Il detenuto è stato perquisito dagli agenti della Penitenziaria mentre transitava nei corridoio del carcere di Secondigliano per recarsi al passeggio con i compagni di cella e nascosti negli slip aveva 50 grammi di hashish.
E’ stato arrestato in carcere per detenzione di stupefacente finalizzato allo spaccio, aggiungendo alle sue imprese da fenomeno della criminalità (è stato anche protagonista di una rivolta in carcere) anche quello dello spaccio tra le mura dell’istituto di pena. Stamane si è tenuta l’udienza di convalida dell’arresto, nella quale il pm ha contestato ad Abbagnara il reato di detenzione e spaccio di stupefacenti aggravata dalla circostanza di aver ceduto la droga all’interno del carcere. Convalidato l’arresto, in sede di giudizio direttissimo, Mariano Abbagnara – su suggerimento del suo difensore l’avvocato Dario Vannetiello – ha definito il procedimento con rito abbreviato. Il pm ha chiesto la condanna ad un anno di reclusione per l’imputato ed ha chiesto al giudice di applicare la misura della custodia cautelare in carcere,sostenendo che Abbagnara meritasse la severa misura del carcere per la gravità della condotta posta in essere nonché la sua negativa personalità, essendo gravato sia da una condanna per omicidio a 16 anni di reclusione, sia da una ordinanza di custodia cautelare per associazione camorristica quale elemento di spicco del clan D’Amico, sia perché si rese protagonista anche di una rivolta in carcere. Infatti, il baby killer – detenuto nel carcere minorile di Airola per l’omicidio di Canfora Raffaele – fu a capo di una rivolta, cui seguirono devastazione delle celle e lesioni agli agenti intervenuti a sedarla.

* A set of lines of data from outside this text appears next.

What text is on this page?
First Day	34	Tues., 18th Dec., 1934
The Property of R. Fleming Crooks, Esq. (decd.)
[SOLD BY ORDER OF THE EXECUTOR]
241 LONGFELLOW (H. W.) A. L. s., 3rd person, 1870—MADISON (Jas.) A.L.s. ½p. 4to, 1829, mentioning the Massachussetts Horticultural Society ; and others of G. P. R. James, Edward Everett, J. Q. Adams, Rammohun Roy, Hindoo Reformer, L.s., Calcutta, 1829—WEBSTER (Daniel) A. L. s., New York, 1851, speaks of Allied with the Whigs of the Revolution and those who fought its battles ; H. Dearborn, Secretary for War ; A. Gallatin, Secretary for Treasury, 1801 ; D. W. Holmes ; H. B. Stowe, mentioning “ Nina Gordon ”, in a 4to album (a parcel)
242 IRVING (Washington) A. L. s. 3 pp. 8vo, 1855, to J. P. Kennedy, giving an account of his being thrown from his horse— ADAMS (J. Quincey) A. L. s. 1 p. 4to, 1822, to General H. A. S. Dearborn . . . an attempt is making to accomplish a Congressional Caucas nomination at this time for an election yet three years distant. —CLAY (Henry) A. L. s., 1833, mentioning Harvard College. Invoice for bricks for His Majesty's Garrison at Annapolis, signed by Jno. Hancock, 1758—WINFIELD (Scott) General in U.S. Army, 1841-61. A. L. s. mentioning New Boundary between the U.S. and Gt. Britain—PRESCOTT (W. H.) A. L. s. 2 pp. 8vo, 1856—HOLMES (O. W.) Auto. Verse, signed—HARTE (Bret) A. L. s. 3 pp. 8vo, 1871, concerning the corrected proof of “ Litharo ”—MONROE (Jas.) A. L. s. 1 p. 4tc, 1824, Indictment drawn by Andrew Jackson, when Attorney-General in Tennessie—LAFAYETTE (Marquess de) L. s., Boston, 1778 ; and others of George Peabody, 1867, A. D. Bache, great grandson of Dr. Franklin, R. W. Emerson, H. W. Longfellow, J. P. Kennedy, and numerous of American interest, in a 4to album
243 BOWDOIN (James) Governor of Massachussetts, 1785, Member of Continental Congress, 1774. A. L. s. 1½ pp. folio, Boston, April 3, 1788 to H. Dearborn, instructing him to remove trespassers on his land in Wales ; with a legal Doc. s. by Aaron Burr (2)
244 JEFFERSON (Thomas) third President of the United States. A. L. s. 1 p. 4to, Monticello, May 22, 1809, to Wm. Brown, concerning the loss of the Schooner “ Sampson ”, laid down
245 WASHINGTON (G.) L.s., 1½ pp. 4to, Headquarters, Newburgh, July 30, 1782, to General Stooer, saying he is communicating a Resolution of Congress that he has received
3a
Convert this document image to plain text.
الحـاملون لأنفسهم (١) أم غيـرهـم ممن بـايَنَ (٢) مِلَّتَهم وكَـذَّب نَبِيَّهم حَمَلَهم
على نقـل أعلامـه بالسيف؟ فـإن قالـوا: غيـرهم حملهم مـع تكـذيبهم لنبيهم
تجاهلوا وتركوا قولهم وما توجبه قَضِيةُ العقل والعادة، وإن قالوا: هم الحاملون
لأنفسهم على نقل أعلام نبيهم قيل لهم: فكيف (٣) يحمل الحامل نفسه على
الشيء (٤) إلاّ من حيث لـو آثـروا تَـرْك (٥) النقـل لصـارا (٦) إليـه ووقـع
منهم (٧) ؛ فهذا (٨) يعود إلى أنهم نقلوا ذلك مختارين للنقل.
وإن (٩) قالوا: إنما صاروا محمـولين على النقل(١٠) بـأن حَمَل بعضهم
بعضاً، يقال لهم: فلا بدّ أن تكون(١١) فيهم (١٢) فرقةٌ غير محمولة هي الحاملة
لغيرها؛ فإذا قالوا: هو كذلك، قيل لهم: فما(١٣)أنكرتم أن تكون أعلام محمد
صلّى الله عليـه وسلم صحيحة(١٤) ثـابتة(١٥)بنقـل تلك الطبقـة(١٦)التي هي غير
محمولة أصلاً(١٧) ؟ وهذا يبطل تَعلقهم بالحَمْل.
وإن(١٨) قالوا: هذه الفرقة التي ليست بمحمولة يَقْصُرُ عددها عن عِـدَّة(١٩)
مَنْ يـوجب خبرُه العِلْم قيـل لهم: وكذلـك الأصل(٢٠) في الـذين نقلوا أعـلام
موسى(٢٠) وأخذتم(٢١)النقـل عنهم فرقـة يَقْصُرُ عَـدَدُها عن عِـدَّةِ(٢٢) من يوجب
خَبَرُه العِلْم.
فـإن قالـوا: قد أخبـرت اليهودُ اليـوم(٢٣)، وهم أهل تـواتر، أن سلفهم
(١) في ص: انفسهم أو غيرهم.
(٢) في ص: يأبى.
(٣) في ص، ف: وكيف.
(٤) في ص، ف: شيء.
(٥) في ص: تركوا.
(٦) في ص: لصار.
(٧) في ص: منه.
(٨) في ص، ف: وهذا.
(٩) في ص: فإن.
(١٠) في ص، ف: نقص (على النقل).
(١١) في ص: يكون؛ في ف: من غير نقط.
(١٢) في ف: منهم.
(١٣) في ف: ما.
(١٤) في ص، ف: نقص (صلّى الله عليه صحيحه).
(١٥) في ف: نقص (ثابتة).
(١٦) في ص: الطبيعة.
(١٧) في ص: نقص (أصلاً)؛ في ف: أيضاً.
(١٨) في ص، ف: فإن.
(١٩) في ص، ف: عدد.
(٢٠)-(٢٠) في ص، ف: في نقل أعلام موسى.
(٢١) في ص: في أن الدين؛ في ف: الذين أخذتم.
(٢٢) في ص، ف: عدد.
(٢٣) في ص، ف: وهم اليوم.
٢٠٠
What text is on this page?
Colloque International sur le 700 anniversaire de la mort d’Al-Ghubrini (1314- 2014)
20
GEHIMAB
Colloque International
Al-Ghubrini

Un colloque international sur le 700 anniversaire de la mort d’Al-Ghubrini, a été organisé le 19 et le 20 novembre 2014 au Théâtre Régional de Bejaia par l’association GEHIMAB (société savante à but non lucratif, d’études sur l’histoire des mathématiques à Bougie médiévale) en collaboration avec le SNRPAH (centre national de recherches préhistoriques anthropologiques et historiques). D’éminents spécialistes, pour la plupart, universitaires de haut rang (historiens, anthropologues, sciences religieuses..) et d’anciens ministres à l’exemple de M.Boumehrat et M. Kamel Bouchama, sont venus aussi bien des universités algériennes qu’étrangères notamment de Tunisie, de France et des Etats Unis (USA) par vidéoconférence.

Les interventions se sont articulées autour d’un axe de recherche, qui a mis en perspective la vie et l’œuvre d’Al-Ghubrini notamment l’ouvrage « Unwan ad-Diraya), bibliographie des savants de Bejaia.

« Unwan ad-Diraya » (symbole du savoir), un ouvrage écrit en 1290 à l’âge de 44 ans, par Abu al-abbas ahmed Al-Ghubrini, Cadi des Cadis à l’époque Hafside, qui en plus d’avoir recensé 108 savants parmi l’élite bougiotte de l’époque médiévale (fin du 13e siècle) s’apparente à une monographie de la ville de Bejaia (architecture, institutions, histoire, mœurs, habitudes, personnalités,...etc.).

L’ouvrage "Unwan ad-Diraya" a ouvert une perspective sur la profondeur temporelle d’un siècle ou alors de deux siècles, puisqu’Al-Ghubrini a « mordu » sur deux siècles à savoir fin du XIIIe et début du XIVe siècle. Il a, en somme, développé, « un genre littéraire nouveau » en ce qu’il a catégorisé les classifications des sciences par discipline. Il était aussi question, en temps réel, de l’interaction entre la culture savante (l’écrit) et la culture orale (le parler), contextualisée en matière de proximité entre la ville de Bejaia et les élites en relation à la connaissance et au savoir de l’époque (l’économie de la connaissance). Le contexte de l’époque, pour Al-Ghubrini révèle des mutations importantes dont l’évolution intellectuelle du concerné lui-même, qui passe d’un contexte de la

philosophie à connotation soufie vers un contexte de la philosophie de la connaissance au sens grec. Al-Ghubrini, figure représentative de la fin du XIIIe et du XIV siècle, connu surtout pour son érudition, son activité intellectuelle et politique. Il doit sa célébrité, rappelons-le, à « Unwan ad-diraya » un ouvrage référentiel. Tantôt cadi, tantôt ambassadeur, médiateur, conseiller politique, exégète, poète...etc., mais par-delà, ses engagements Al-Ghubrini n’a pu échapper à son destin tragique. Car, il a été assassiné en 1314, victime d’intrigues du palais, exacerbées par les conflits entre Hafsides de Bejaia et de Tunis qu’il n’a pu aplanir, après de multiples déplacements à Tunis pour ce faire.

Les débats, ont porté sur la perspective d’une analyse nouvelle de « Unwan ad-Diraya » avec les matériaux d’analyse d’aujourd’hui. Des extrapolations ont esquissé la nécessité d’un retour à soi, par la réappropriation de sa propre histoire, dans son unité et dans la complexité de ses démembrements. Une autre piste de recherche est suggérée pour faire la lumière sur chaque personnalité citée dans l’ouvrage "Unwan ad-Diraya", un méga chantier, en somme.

Dopo un’articolata arringa difensiva Vannetiello il giudice ha ritenuto che lo spacco fosse di lieve entità ed ha condannato Abbagnara alla pena di sei mesi di reclusione. Il Tribunale ha condiviso quanto sostenuto dal difensore dell’imputato circa la inapplicabilità della custodia cautelare in carcere, rigettando in toto la richiesta di applicazione della misura cautelare in carcere formulata dal Pubblico Ministero.

Per Abbagnara a breve si aprirà un altro capitolo della sua già travagliata e combattuta storia giudiziaria. Infatti, dopo il secondo annullamento disposto dalla Suprema Corte di Cassazione in accoglimento dei ricorsi proposti dall’avvocato Dario Vannetiello, si dovrà discutere per la terza volta innanzi al Tribunale del Riesame di Napoli onde stabilire se sussistono o meno i gravi indizi in ordine alla appartenenza di Abbagnara al clan D’Amico. Nel frattempo il processo di merito al clan D’Amico è in piena fase dibattimentale con udienza fissata giovedì prossimo innanzi al Tribunale di Napoli – I sezione penale.